Is it accurate to say that "K-means clustering the vectors based on keywords weight similarity"?

Long story short, I have 200 vectors as a result of TF-IDF (Term Frequency - Inverse Document Frequency) on thousands of keywords in hundreds of vectors. The total number of unique keywords that I got is 745 keywords, meaning that there are 745 dimensions/axes. Now, I was wondering how does K-means clustering work on those 200 vectors? Is it accurate to say that K-Means is clustering those 200 vectors by the keywords weight similarity?

Topic vector-space-models tfidf k-means machine-learning

Category Data Science


Long story short:

The distance measure between two vectors used in k-means algorithm is / can be user-provided. So, it can mean whatever the user wants it to mean by providing the appropriate measure.

Now, for TF-IDF and a geometric measure (eg Euclidean metric) one can say that two feature vectors will be close if the have similar frequencies for their respective keywords.

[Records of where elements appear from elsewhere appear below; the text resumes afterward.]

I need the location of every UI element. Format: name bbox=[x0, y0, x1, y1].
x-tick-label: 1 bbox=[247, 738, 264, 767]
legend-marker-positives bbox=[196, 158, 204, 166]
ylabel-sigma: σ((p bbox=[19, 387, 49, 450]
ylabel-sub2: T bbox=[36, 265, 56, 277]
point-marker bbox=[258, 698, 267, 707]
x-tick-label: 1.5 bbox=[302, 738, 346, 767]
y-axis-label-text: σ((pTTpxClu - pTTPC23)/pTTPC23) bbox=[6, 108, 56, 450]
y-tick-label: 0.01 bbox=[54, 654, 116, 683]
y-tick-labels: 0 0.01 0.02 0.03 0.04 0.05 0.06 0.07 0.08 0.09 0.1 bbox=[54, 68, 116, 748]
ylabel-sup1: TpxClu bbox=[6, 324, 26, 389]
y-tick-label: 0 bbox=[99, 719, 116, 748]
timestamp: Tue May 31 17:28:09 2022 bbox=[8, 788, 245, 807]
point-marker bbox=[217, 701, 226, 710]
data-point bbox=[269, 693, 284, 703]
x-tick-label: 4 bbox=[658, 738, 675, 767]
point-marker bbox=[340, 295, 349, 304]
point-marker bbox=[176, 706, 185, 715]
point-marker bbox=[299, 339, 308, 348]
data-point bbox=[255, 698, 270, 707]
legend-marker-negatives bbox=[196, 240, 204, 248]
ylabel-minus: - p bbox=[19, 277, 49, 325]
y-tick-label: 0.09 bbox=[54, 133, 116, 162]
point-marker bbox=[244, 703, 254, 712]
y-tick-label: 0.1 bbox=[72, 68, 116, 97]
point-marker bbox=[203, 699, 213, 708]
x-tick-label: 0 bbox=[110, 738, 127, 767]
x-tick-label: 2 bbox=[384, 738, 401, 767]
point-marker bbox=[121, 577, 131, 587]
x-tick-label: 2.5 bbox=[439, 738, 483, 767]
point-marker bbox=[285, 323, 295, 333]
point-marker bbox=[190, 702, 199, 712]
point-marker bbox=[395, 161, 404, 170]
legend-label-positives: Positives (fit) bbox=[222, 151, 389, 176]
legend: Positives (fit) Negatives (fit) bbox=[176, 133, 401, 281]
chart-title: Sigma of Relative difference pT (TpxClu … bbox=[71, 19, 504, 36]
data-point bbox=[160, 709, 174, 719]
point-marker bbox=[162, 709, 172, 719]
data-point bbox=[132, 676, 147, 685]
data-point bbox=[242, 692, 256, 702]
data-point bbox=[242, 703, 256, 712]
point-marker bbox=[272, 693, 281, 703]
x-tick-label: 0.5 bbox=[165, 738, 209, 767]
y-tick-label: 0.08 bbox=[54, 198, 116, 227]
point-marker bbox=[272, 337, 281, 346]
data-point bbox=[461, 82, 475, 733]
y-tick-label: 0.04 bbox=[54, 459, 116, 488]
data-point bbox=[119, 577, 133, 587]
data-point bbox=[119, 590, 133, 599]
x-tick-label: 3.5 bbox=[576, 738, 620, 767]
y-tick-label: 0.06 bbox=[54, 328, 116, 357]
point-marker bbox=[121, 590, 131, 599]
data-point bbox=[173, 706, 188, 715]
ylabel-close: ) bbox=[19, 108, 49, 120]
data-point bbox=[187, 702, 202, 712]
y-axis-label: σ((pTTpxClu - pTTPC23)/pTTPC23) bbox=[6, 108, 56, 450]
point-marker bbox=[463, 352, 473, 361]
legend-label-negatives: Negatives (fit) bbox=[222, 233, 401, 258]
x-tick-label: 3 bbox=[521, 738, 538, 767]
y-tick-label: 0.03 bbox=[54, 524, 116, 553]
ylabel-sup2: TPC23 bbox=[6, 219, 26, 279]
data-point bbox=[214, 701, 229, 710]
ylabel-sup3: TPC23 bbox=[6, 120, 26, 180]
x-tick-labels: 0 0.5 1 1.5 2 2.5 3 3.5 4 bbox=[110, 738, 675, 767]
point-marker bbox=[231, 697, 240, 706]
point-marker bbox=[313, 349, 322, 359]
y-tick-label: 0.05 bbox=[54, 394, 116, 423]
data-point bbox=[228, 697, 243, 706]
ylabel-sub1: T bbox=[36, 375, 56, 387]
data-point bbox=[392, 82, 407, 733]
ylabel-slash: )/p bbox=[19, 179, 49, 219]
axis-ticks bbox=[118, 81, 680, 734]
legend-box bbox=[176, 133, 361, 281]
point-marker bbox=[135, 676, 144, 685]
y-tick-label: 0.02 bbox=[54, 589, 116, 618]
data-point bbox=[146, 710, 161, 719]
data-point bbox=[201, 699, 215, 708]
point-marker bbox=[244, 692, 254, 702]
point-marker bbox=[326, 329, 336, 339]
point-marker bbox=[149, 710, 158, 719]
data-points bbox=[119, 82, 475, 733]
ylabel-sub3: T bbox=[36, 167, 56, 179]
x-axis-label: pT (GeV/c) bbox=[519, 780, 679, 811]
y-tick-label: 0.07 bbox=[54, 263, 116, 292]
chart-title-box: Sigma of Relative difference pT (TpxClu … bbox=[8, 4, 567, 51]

K-means clusters points (in your case represented as 745 dimensional vectors) by their similarity, that is some distance measure between points (usually the Euclidean distance).

TF-IDF produces a vector from a sentence or document, where each entry (axis) represents the frequency of a word divided by the frequency of it's occurrence in all sentences or documents, hence the name. Other weighting scheme are possible as well, see here.

If two vectors are very close to each other, it means that the content of their documents is very similar. Therefore it's likely they end up in the same cluster. In contrast, if two vectors are far away, the words in each document might be completely different or the frequency of words might be different.

So the distance between vectors can be interpreted as measure of similarity between the documents content.